Saturday, January 26, 2008

Native American Archaeology at Port Tobacco

Yes, the focus of the project team's research at Port Tobacco is the Colonial Period development and 19th-century transformation of the town. But, as April's posting yesterday demonstrates, we are interested in the American Indians who occupied the region prior to what scholars call the Contact Period (sustained relations, amicable and hostile, between the aboriginal occupants and the invading Europeans).

Our first phase of study has identified pottery that archaeologists have identified throughout coastal Maryland as Potomac Creek and Rappahannock (both Late Woodland, or dating after AD 800), and as Accokeek and, possibly, Popes Creek (the Early Woodland [750 to 400 BC] and Middle Woodland [400 BC to AD 200] periods.

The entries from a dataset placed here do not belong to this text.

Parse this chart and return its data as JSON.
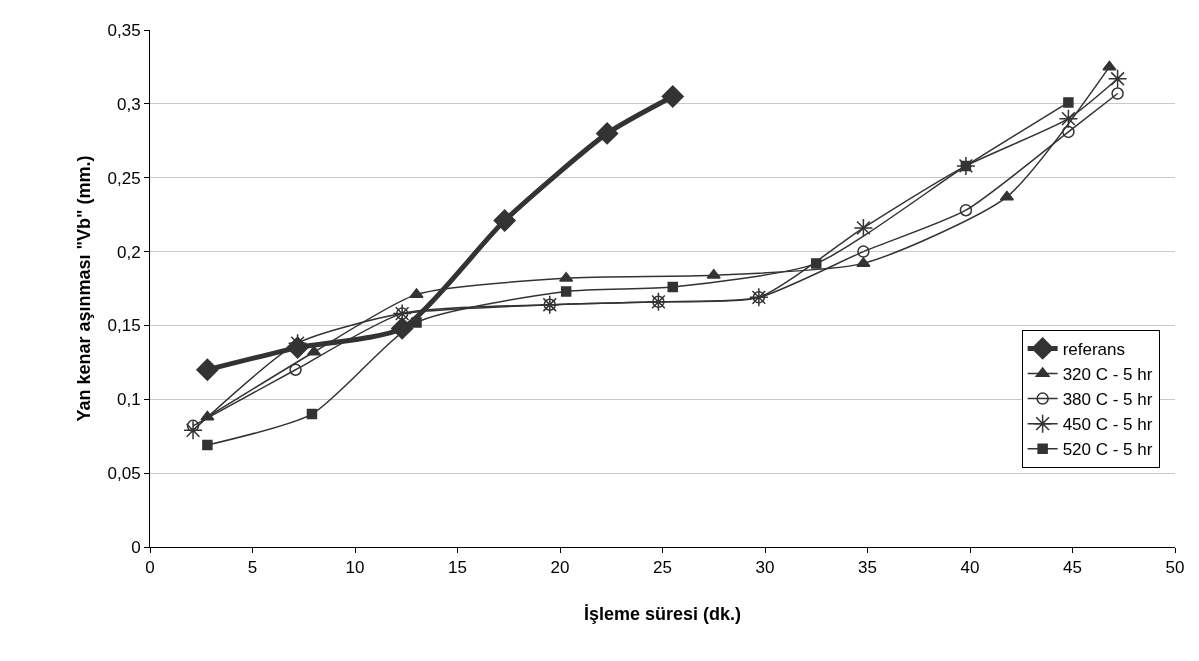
{
  "chart_data": {
    "type": "line",
    "xlabel": "İşleme süresi (dk.)",
    "ylabel": "Yan kenar aşınması \"Vb\" (mm.)",
    "xlim": [
      0,
      50
    ],
    "xticks": [
      0,
      5,
      10,
      15,
      20,
      25,
      30,
      35,
      40,
      45,
      50
    ],
    "ylim": [
      0,
      0.35
    ],
    "yticks": [
      {
        "value": 0,
        "label": "0"
      },
      {
        "value": 0.05,
        "label": "0,05"
      },
      {
        "value": 0.1,
        "label": "0,1"
      },
      {
        "value": 0.15,
        "label": "0,15"
      },
      {
        "value": 0.2,
        "label": "0,2"
      },
      {
        "value": 0.25,
        "label": "0,25"
      },
      {
        "value": 0.3,
        "label": "0,3"
      },
      {
        "value": 0.35,
        "label": "0,35"
      }
    ],
    "grid": "y",
    "legend": "right",
    "line_style": "solid",
    "series": [
      {
        "name": "referans",
        "color": "#333333",
        "marker": "diamond",
        "x": [
          2.8,
          7.2,
          12.3,
          17.3,
          22.3,
          25.5
        ],
        "values": [
          0.12,
          0.135,
          0.148,
          0.221,
          0.28,
          0.305
        ]
      },
      {
        "name": "320 C - 5 hr",
        "color": "#333333",
        "marker": "triangle",
        "x": [
          2.8,
          8,
          13,
          20.3,
          27.5,
          34.8,
          41.8,
          46.8
        ],
        "values": [
          0.088,
          0.132,
          0.171,
          0.182,
          0.184,
          0.192,
          0.237,
          0.325
        ]
      },
      {
        "name": "380 C - 5 hr",
        "color": "#333333",
        "marker": "circle",
        "x": [
          2.1,
          7.1,
          12.3,
          19.5,
          24.8,
          29.7,
          34.8,
          39.8,
          44.8,
          47.2
        ],
        "values": [
          0.082,
          0.12,
          0.158,
          0.164,
          0.166,
          0.169,
          0.2,
          0.228,
          0.281,
          0.307
        ]
      },
      {
        "name": "450 C - 5 hr",
        "color": "#333333",
        "marker": "cross",
        "x": [
          2.1,
          7.2,
          12.3,
          19.5,
          24.8,
          29.7,
          34.8,
          39.8,
          44.8,
          47.2
        ],
        "values": [
          0.079,
          0.138,
          0.158,
          0.164,
          0.166,
          0.169,
          0.216,
          0.258,
          0.29,
          0.317
        ]
      },
      {
        "name": "520 C - 5 hr",
        "color": "#333333",
        "marker": "square",
        "x": [
          2.8,
          7.9,
          13,
          20.3,
          25.5,
          32.5,
          39.8,
          44.8
        ],
        "values": [
          0.069,
          0.09,
          0.152,
          0.173,
          0.176,
          0.192,
          0.258,
          0.301
        ]
      }
    ]
  }
}
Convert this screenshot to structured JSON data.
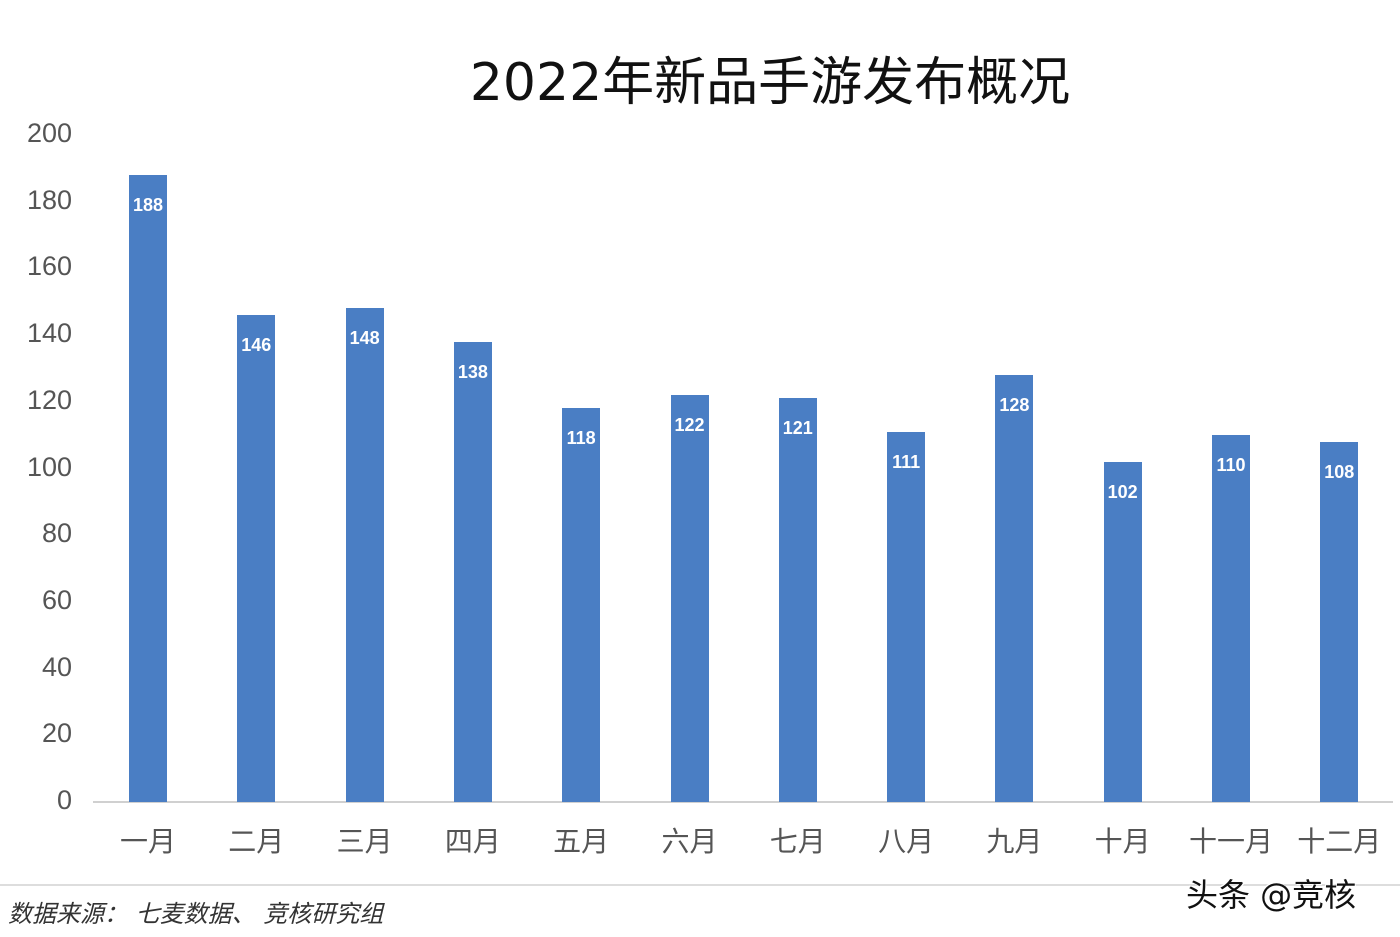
{
  "title": "2022年新品手游发布概况",
  "source": "数据来源： 七麦数据、 竞核研究组",
  "watermark": "头条 @竞核",
  "colors": {
    "bar": "#4a7ec4",
    "label": "#ffffff",
    "axis": "#d0d0d0"
  },
  "y_ticks": [
    "200",
    "180",
    "160",
    "140",
    "120",
    "100",
    "80",
    "60",
    "40",
    "20",
    "0"
  ],
  "chart_data": {
    "type": "bar",
    "title": "2022年新品手游发布概况",
    "categories": [
      "一月",
      "二月",
      "三月",
      "四月",
      "五月",
      "六月",
      "七月",
      "八月",
      "九月",
      "十月",
      "十一月",
      "十二月"
    ],
    "values": [
      188,
      146,
      148,
      138,
      118,
      122,
      121,
      111,
      128,
      102,
      110,
      108
    ],
    "xlabel": "",
    "ylabel": "",
    "ylim": [
      0,
      200
    ],
    "yticks": [
      0,
      20,
      40,
      60,
      80,
      100,
      120,
      140,
      160,
      180,
      200
    ],
    "grid": false,
    "legend": null,
    "data_labels": true
  }
}
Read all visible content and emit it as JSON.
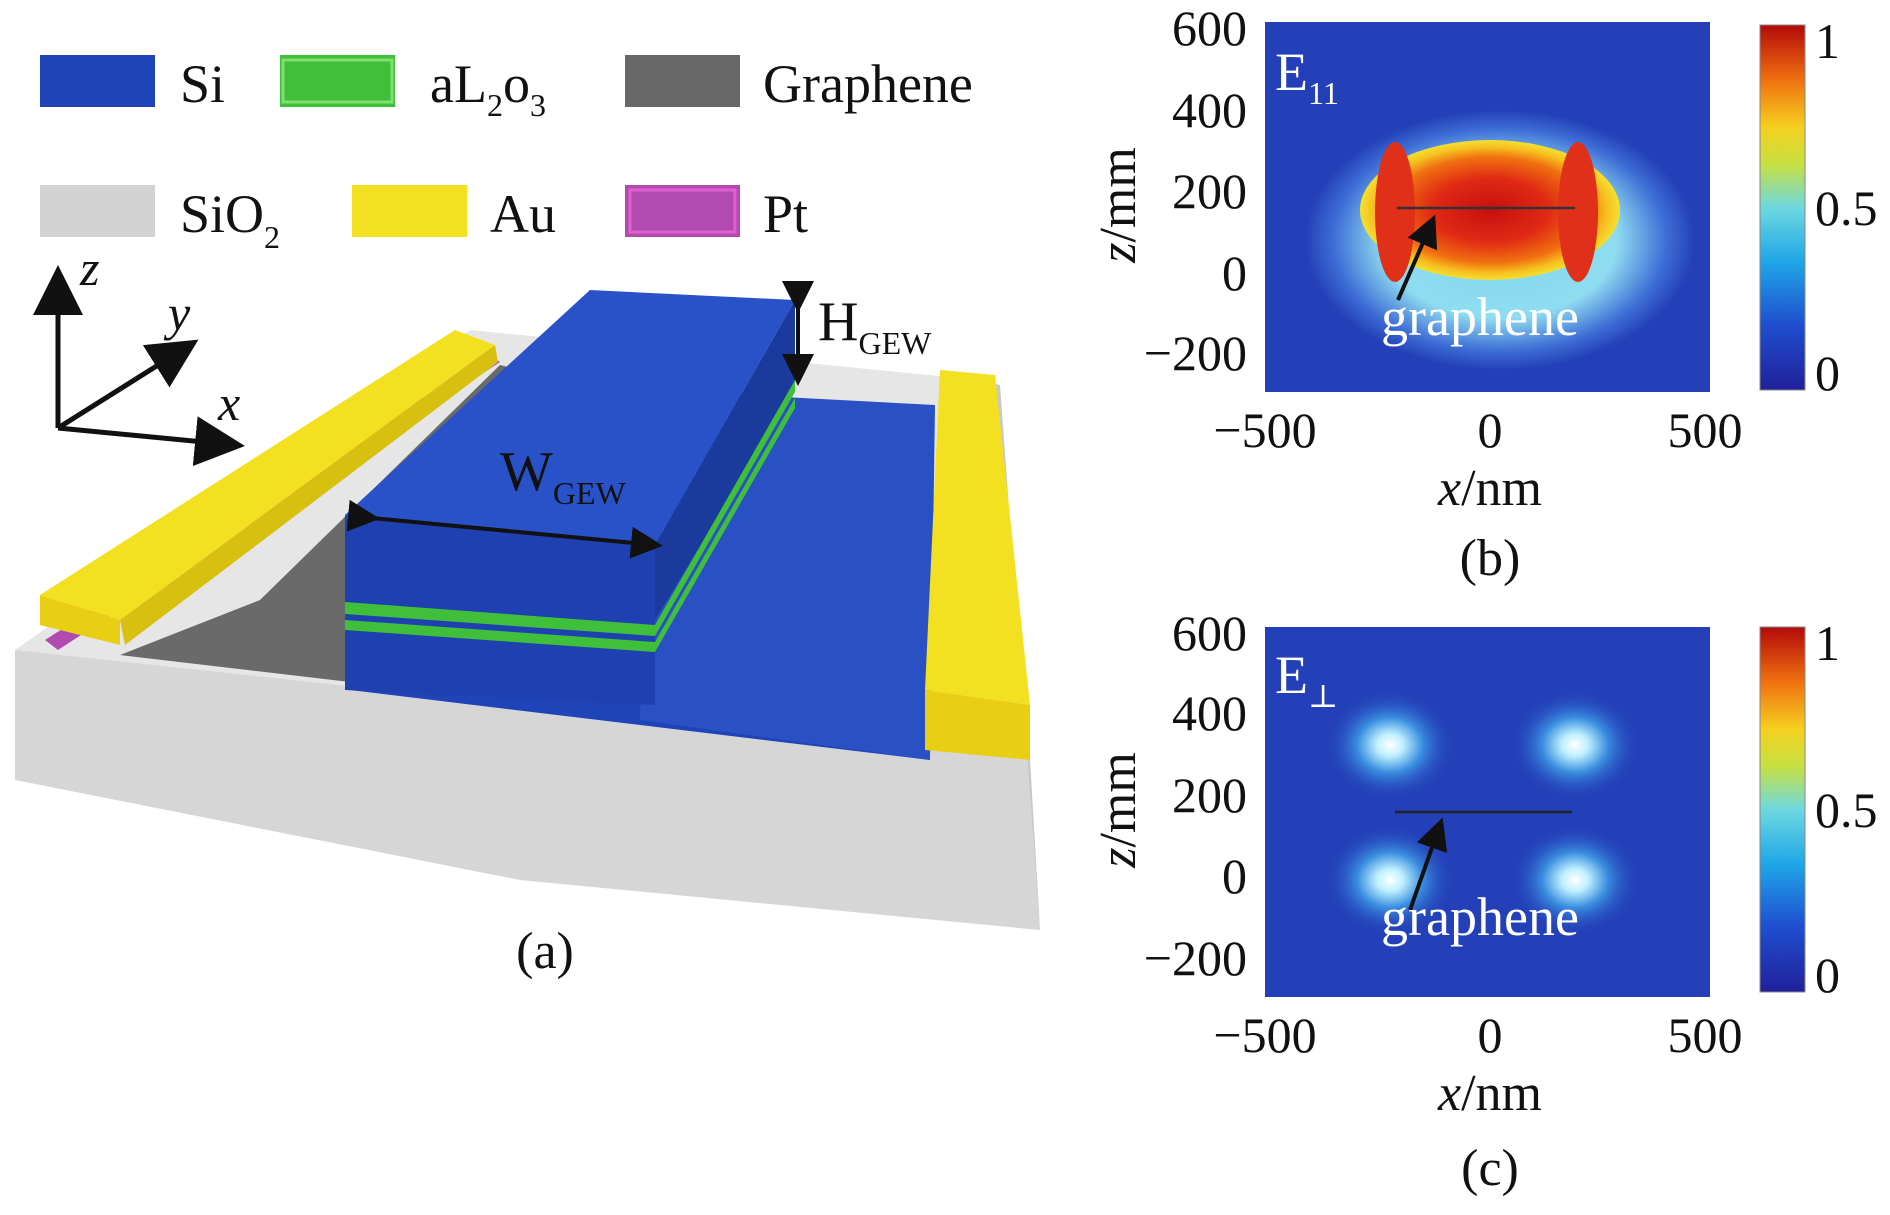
{
  "legend": {
    "items": [
      {
        "label": "Si",
        "sub": "",
        "tail": "",
        "color": "#1f44b8"
      },
      {
        "label": "aL",
        "sub": "2",
        "tail": "o",
        "sub2": "3",
        "color": "#3fbf3a"
      },
      {
        "label": "Graphene",
        "sub": "",
        "tail": "",
        "color": "#676767"
      },
      {
        "label": "SiO",
        "sub": "2",
        "tail": "",
        "color": "#d3d3d3"
      },
      {
        "label": "Au",
        "sub": "",
        "tail": "",
        "color": "#f3e020"
      },
      {
        "label": "Pt",
        "sub": "",
        "tail": "",
        "color": "#b24bb0"
      }
    ]
  },
  "panel_a": {
    "axes": {
      "z": "z",
      "y": "y",
      "x": "x"
    },
    "height_label": "H",
    "height_sub": "GEW",
    "width_label": "W",
    "width_sub": "GEW",
    "caption": "(a)"
  },
  "chart_data": [
    {
      "type": "heatmap",
      "panel": "(b)",
      "title": "E",
      "title_sub": "11",
      "xlabel_var": "x",
      "xlabel_unit": "/nm",
      "ylabel_var": "z",
      "ylabel_unit": "/mm",
      "xlim": [
        -500,
        500
      ],
      "ylim": [
        -300,
        600
      ],
      "xticks": [
        "−500",
        "0",
        "500"
      ],
      "yticks": [
        "600",
        "400",
        "200",
        "0",
        "−200"
      ],
      "colorbar": {
        "ticks": [
          "1",
          "0.5",
          "0"
        ],
        "range": [
          0,
          1
        ]
      },
      "annotation": "graphene",
      "field": "single lobe centred at x=0, z≈150 nm"
    },
    {
      "type": "heatmap",
      "panel": "(c)",
      "title": "E",
      "title_sub": "⊥",
      "xlabel_var": "x",
      "xlabel_unit": "/nm",
      "ylabel_var": "z",
      "ylabel_unit": "/mm",
      "xlim": [
        -500,
        500
      ],
      "ylim": [
        -300,
        600
      ],
      "xticks": [
        "−500",
        "0",
        "500"
      ],
      "yticks": [
        "600",
        "400",
        "200",
        "0",
        "−200"
      ],
      "colorbar": {
        "ticks": [
          "1",
          "0.5",
          "0"
        ],
        "range": [
          0,
          1
        ]
      },
      "annotation": "graphene",
      "field": "four weak hot spots at the corners of the waveguide"
    }
  ]
}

Peter wrote about some of this material a week or so ago. [Just a reminder: these are terms that archaeologists have applied to periods that we have defined and to types of artifacts representative of those periods; they are not the terms used by the people whom we study in referring to themselves and their neighbors.]

The later material seems most prominent and we hope to conduct further testing in the area of one of those concentrations this spring. Given the prevalence of these aboriginal sites throughout the region, one might ask...actually, you might ask...why we are bothering. Well, we wrestle with that question too. As I mentioned in a previous posting, we hope that an exploration of the prehistoric deposits might shed some light on what has happened in the Port Tobacco Valley prior to European colonization; specifically, we'd like to know what geologic processes were in motion before Europeans introduced large-scale deforestation and agriculture.

It is also my hope that we can develop new ways of looking at prehistoric sites in the Chesapeake Basin from the vantage point of Port Tobacco. In my opinion, the amount we are learning each year about these sites, and the people and cultures they represent, is quite small compared to the great strides of a generation and more ago. We are in a bit of a rut, and Port Tobacco offers the opportunity to rethink some strategies and concepts, and perhaps to revise some of the long-held, but poorly substantiated interpretations such as that April wrote about yesterday.

I hope to see many of our readers at Port Tobacco courthouse tomorrow at 1PM for our first major public presentation on our findings. And I hope to see many of you on the edges of our excavation units this spring.